Community services provider UnitingCare Queensland is on track to meet the challenges thrown up in an era of unprecedented change.
CEO Anne Cross told the 31st Synod meeting at Alexandra Park that the organisation must continue to adapt in order to respond to the pace and extent of reforms to health, aged and community care, disability, child protection and community services.
“There is no room for complacency and the sense of urgency is high,” said Anne as she presented the UnitingCare Report. “I certainly can’t recall a time when there was so much happening on so many fronts at the same time.”
Anne described the current aged care reforms as “the most extensive that have ever occurred in aged care”.
“Similarly the National Disability Insurance Scheme will change significantly the relationship between government, people with disabilities and their families and community service providers.”
She said that reforms to government funding and contracting, and an increasing emphasis on cost efficiency, were also driving change in the sector.
“Queensland and federal government are committed to a ‘contestability’ agenda which may open up opportunities for UnitingCare, Wesley Mission Brisbane (WMB) and others, but it also means that much of our government-funded service delivery will be contested and re-tendered.”
In her report Anne highlighted major developments for UnitingCare during the last 18 months in the areas of health, affordable housing, sustainability, and child safety.

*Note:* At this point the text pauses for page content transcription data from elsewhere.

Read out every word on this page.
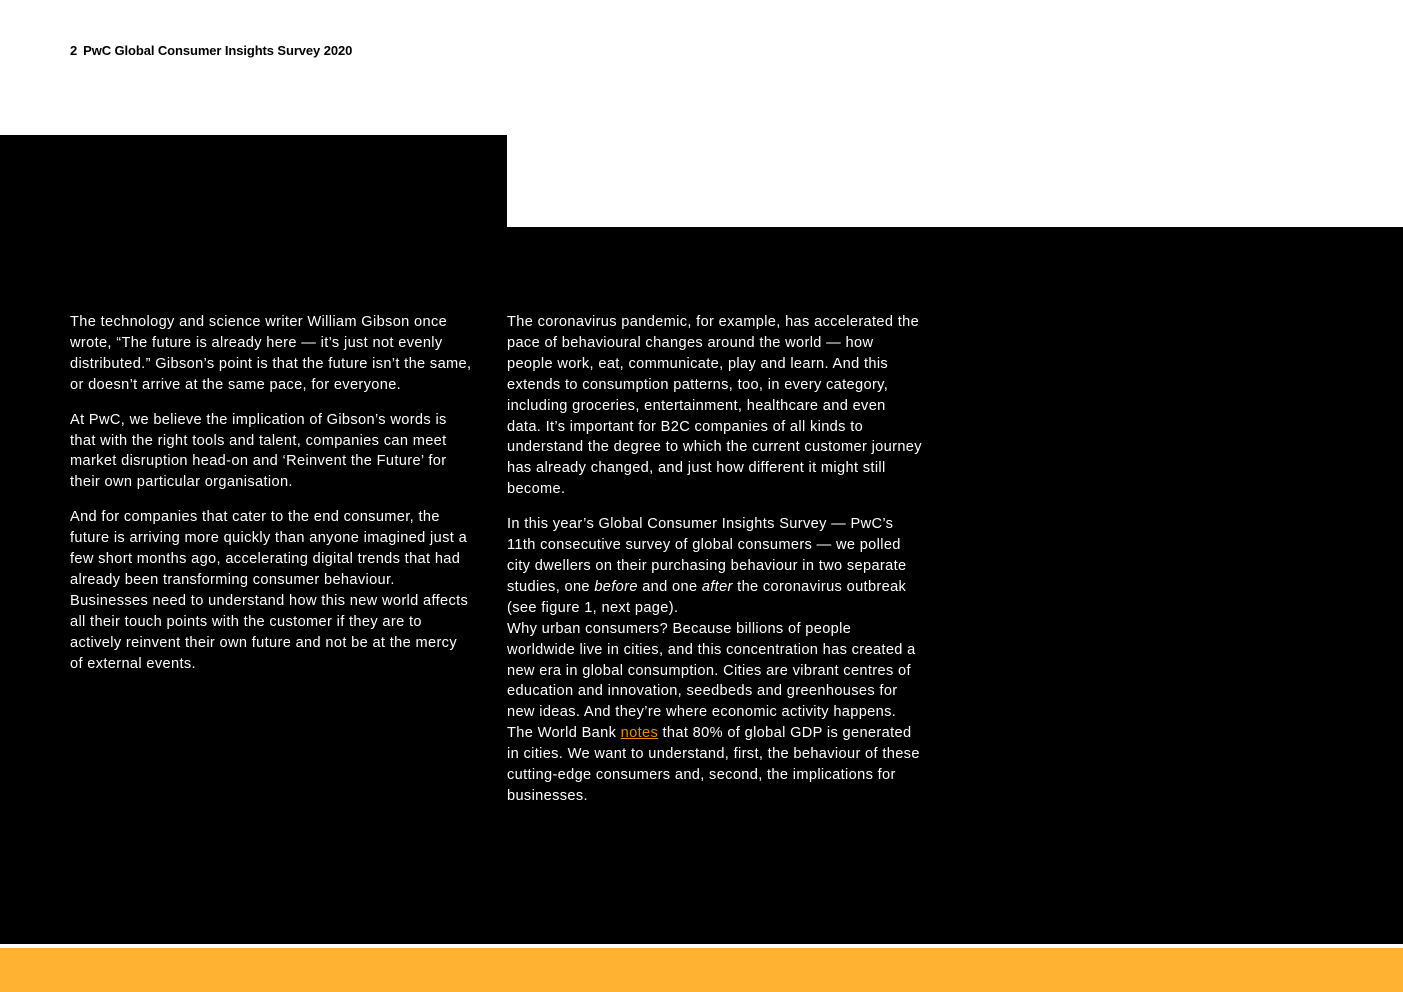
2 PwC Global Consumer Insights Survey 2020

The technology and science writer William Gibson once wrote, “The future is already here — it’s just not evenly distributed.” Gibson’s point is that the future isn’t the same, or doesn’t arrive at the same pace, for everyone.

At PwC, we believe the implication of Gibson’s words is that with the right tools and talent, companies can meet market disruption head-on and ‘Reinvent the Future’ for their own particular organisation.

And for companies that cater to the end consumer, the future is arriving more quickly than anyone imagined just a few short months ago, accelerating digital trends that had already been transforming consumer behaviour. Businesses need to understand how this new world affects all their touch points with the customer if they are to actively reinvent their own future and not be at the mercy of external events.

The coronavirus pandemic, for example, has accelerated the pace of behavioural changes around the world — how people work, eat, communicate, play and learn. And this extends to consumption patterns, too, in every category, including groceries, entertainment, healthcare and even data. It’s important for B2C companies of all kinds to understand the degree to which the current customer journey has already changed, and just how different it might still become.

In this year’s Global Consumer Insights Survey — PwC’s 11th consecutive survey of global consumers — we polled city dwellers on their purchasing behaviour in two separate studies, one before and one after the coronavirus outbreak (see figure 1, next page).

Why urban consumers? Because billions of people worldwide live in cities, and this concentration has created a new era in global consumption. Cities are vibrant centres of education and innovation, seedbeds and greenhouses for new ideas. And they’re where economic activity happens. The World Bank notes that 80% of global GDP is generated in cities. We want to understand, first, the behaviour of these cutting-edge consumers and, second, the implications for businesses.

She said that UnitingCare Community is actively engaged in responding to reforms introduced following the Carmody Commission of Inquiry into Child Protection, including implementing a new practice model for children in out-of-home care.
“Additionally UnitingCare Community is working in interventions that support children and families to avoid the need to enter the statutory child protection system.”
Anne told Synod that the opening of the new UnitingCare Health St Stephen’s integrated digital hospital in Hervey Bay marks the first fully integrated digital hospital in Australia, consolidating clinical specialities not previously available on the Fraser Coast. She paid tribute to the more than 60 years of ownership and involvement by the St Stephen’s Uniting Church congregation in Maryborough of the St Stephen’s Hospital there which will close.
Anne outlined the development of the new Australian Regional and Remote Community Services (ARRCS). The new service group manages aged-care and community services in Darwin, Alice Springs, Tennant Creek, Katherine, Mutitjulu and Docker River previously run by Frontier Services.
“The decision about ARRCS has crystallised our identity as a major contributor to remote Australia,” she said.
“Given our commitment to regional, rural, remote and Indigenous services, and to some services such as palliative care that are inadequately funded by government and health funds, achieving this overall sustainability is an ongoing challenge.”